The irony of the matter is that his political mentor Hillary Rodham Clinton was able to overcome a similar handicap when she had the temerity to run for U.S. Senate after only living in the Empire State for a couple of months when she left the White House. Admittedly, I did not follow every tactical move of the McAuliffe campaign in Virginia, so I'll give him the benefit of the doubt (as we Southerners are wont to do since it is the polite thing), and assume that his campaign trotted him out to listening parties, town hall meetings and the like. If that happened, and he was still unable to forge a connection with voters, then it was simply his personal failure to resonate. Blaming the Clintons is grossly unfair to the former President and the Secretary of State.

I met Terry McAuliffe during the 2004 Presidential Primary campaign when I was championing Howard Dean who (despite a Walt Whitman-esque Yawp) succeeded McAuliffe as national Party Chairman and did more to elect Democrats in all 50 states and win back the White House than McAuliffe ever accomplished.
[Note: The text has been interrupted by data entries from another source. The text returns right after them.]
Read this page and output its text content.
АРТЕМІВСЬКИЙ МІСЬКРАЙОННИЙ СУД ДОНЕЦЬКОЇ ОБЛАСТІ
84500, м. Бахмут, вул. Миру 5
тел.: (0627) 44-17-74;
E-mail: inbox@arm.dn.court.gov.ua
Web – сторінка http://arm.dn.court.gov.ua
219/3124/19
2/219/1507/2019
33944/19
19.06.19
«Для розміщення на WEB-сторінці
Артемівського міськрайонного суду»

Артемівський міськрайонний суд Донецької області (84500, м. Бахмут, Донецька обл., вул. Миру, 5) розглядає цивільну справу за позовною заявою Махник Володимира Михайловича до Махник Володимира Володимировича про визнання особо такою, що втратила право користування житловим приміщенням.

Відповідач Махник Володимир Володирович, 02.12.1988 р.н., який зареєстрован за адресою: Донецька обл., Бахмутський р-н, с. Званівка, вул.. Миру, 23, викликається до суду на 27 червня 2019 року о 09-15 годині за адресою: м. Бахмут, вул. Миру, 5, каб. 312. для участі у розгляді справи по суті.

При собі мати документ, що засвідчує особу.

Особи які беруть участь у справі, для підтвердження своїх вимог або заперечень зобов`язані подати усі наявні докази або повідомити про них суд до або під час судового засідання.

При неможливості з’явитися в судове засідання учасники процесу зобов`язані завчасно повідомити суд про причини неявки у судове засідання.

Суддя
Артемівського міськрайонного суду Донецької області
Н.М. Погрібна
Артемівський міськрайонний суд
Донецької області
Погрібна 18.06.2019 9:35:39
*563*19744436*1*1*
Balz and others have hinted at McAuliffe's brassy personality. After my encounters with him, I would call him pugnacious... to the point of rude.

Frankly, this endemic character flaw probably hurt McAuliffe's electoral chances more than anything else. While his "brass" probably was what the Party and the country needed to elect and re-elect Bill Clinton and to corral the herd of cats that is the many cantankerous factions of the DNC, it's not something that translates into the warm humility needed to inspire people to give you their vote.

As I write this, I can almost feel McAuliffe's famously rapid-fire sneer, and I can easily imagine him wind up to a dismissive retort about how Fauntleroys don't get elected. He would be right. But humility doesn't make you a Fauntleroy, whereas being an inauthentic politician loses elections every time.